Ultimately, the landowner's submission that overall compensation be assessed at $723,699.50 was rejected by the Court in favour of the resource authority holder's determination of $56,825.50.

How was compensation assessed?

Horizon Minerals Limited and Richard Vanadium Technology Pty Ltd (the applicant) brought an application to determine the amount of compensation due to a pastoralist landowner in the business of breeding, backgrounding and fattening cattle (the respondent) under section 81 of MERCPA. The Court also determined the amount that was payable by the applicant for negotiation and preparation costs under sections 91 and 96B of MERCPA, although the parties had agreed this amount by consent.

Financial positions were agreed between the parties on most matters related to compensation, but the Court relied on the expert opinion evidence of two agronomists to determine whether the rehabilitation of the land would require the destocking of the property for a period of two years, or whether a considerably less exacting method of land rehabilitation was sufficient.

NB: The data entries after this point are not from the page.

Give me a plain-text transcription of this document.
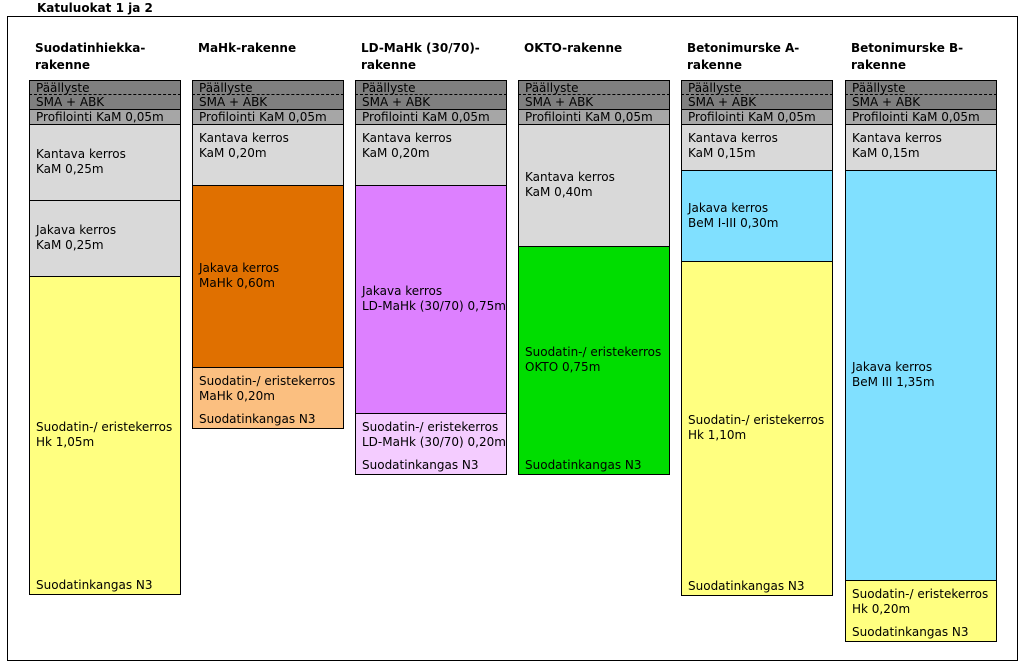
Katuluokat 1 ja 2
Suodatinhiekka-
rakenne
Päällyste
SMA + ABK
Profilointi KaM 0,05m
Kantava kerros
KaM 0,25m
Jakava kerros
KaM 0,25m
Suodatin-/ eristekerros
Hk 1,05m
Suodatinkangas N3
MaHk-rakenne
Päällyste
SMA + ABK
Profilointi KaM 0,05m
Kantava kerros
KaM 0,20m
Jakava kerros
MaHk 0,60m
Suodatin-/ eristekerros
MaHk 0,20m
Suodatinkangas N3
LD-MaHk (30/70)-
rakenne
Päällyste
SMA + ABK
Profilointi KaM 0,05m
Kantava kerros
KaM 0,20m
Jakava kerros
LD-MaHk (30/70) 0,75m
Suodatin-/ eristekerros
LD-MaHk (30/70) 0,20m
Suodatinkangas N3
OKTO-rakenne
Päällyste
SMA + ABK
Profilointi KaM 0,05m
Kantava kerros
KaM 0,40m
Suodatin-/ eristekerros
OKTO 0,75m
Suodatinkangas N3
Betonimurske A-
rakenne
Päällyste
SMA + ABK
Profilointi KaM 0,05m
Kantava kerros
KaM 0,15m
Jakava kerros
BeM I-III 0,30m
Suodatin-/ eristekerros
Hk 1,10m
Suodatinkangas N3
Betonimurske B-
rakenne
Päällyste
SMA + ABK
Profilointi KaM 0,05m
Kantava kerros
KaM 0,15m
Jakava kerros
BeM III 1,35m
Suodatin-/ eristekerros
Hk 0,20m
Suodatinkangas N3
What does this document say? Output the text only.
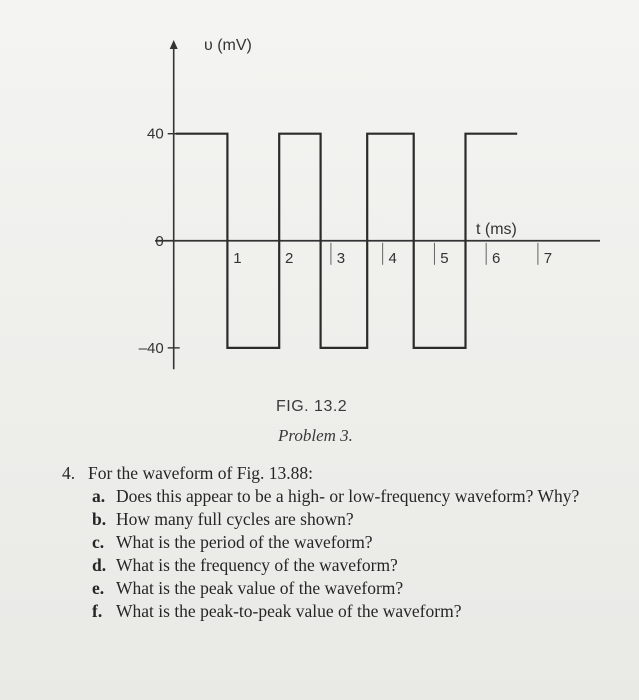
40
0
–40
1	2	3	4	5	6	7
υ (mV)
t (ms)
FIG. 13.2
Problem 3.
4. For the waveform of Fig. 13.88:
a. Does this appear to be a high- or low-frequency waveform? Why?
b. How many full cycles are shown?
c. What is the period of the waveform?
d. What is the frequency of the waveform?
e. What is the peak value of the waveform?
f. What is the peak-to-peak value of the waveform?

This issue in dispute constituted the vast majority of the respective compensation assessments arrived at by the parties.

The key aspect of the landowner's compensation claim was based on its expert agronomist evidence that the land would need to be completely destocked for two years to allow the necessary rehabilitation. In making that determination the landowner's expert had:

  1. determined the land to be of a particular category under the relevant Queensland Government technical guide, which necessitated all stock to be removed in order to properly rehabilitate it; and
  2. assumed the number of stock on the land was approximately 600 head.

As to a), the Court did not accept this conclusion and instead preferred the evidence of the applicant's expert that the land was of a category that could be rehabilitated without removing all stock.

As to b), the Court held that, for the evidence from the landowner on this issue to have any weight, the factual basis of the opinion evidence had to be proved, citing Makita (Australia) Pty Ltd v Sprowles (2001) 52 NSWLR 705. Despite the Court accepting that the landowner kept detailed stocking records and paddock rotations, this data was not provided to the experts or the applicant, and therefore there was no evidence before the court of the actual stocking of the land. This occurred in circumstances where only the landowner had knowledge of the relevant data, had exclusive power to produce it for the Court, and where there was evidence that the applicant had requested the information for the formulation of compensation calculations.

As a result of this absence of evidence, the Court determined that the calculations of the landowner's expert agronomist on the destocking requirements would not be of sufficient weight to be useful to the Court.

The Court ultimately accepted the applicant's expert calculation for annual loss due to stock reduction, determined to be $1,478 per annum (over a six year rehabilitation period), a fraction of the $327,317 per annum (over a two year rehabilitation period) submitted by the landowner.

Ultimately, the Court determined to award the amount of $56,825.50 to the landowner, including:

  • $38,648 compensation pursuant to section 81 of MERCPA; and
  • $18,177.50 costs pursuant to sections 91 and 96B of MERCPA, being:
    • $15,400 for legal costs up to the proceedings; and
    • $2,777.50 for agronomy costs up to the proceedings.

Although the landowner had not formally made a claim under sections 91 and 96B of MERCPA, the Court noted that there had been no submission by the applicant that there was a barrier to the Court making orders for such compensation and such amounts had already been agreed by the parties.

What do parties need to know?

This case demonstrates that there can be significant benefits to making an application to the Land Court to determine compensation amounts where there are substantial differences between the experts engaged by the parties. It also indicates that, to extent the valuations of the experts (such as agronomists and valuers) are underpinned by factual assumptions, those facts need to be proven.